Premium
Prediction of interface residues in protein–protein complexes by a consensus neural network method: Test against NMR data
Author(s) -
Chen Huiling,
Zhou HuanXiang
Publication year - 2005
Publication title -
proteins: structure, function, and bioinformatics
Language(s) - English
Resource type - Journals
SCImago Journal Rank - 1.699
H-Index - 191
eISSN - 1097-0134
pISSN - 0887-3585
DOI - 10.1002/prot.20514
Subject(s) - artificial neural network , test set , computer science , protein structure prediction , benchmark (surveying) , docking (animal) , protein structure , protein data bank , artificial intelligence , biological system , data mining , machine learning , chemistry , biology , biochemistry , medicine , nursing , geodesy , geography
Abstract The number of structures of protein–protein complexes deposited to the Protein Data Bank is growing rapidly.
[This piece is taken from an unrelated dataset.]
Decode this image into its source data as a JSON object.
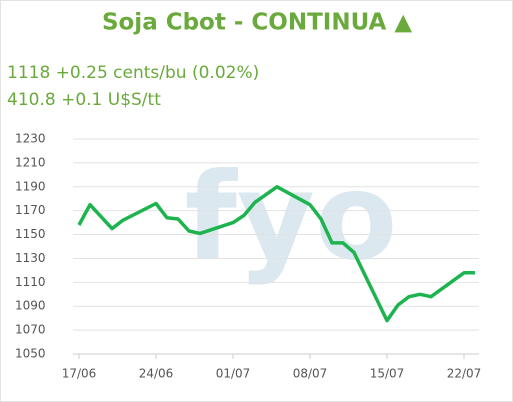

These structures embed important information for predicting structures of new protein complexes. This motivated us to develop the PPISP method for predicting interface residues in protein–protein complexes. In PPISP, sequence profiles and solvent accessibility of spatially neighboring surface residues were used as input to a neural network. The network was trained on native interface residues collected from the Protein Data Bank. The prediction accuracy at the time was 70% with 47% coverage of native interface residues. Now we have extensively improved PPISP. The training set now consisted of 1156 nonhomologous protein chains. Test on a set of 100 nonhomologous protein chains showed that the prediction accuracy is now increased to 80% with 51% coverage. To solve the problem of over‐prediction and under‐prediction associated with individual neural network models, we developed a consensus method that combines predictions from multiple models with different levels of accuracy and coverage. Applied on a benchmark set of 68 proteins for protein–protein docking, the consensus approach outperformed the best individual models by 3–8 percentage points in accuracy. To demonstrate the predictive power of cons‐PPISP, eight complex‐forming proteins with interfaces characterized by NMR were tested. These proteins are nonhomologous to the training set and have a total of 144 interface residues identified by chemical shift perturbation. cons‐PPISP predicted 174 interface residues with 69% accuracy and 47% coverage and promises to complement experimental techniques in characterizing protein–protein interfaces. Proteins 2005. © 2005 Wiley‐Liss, Inc.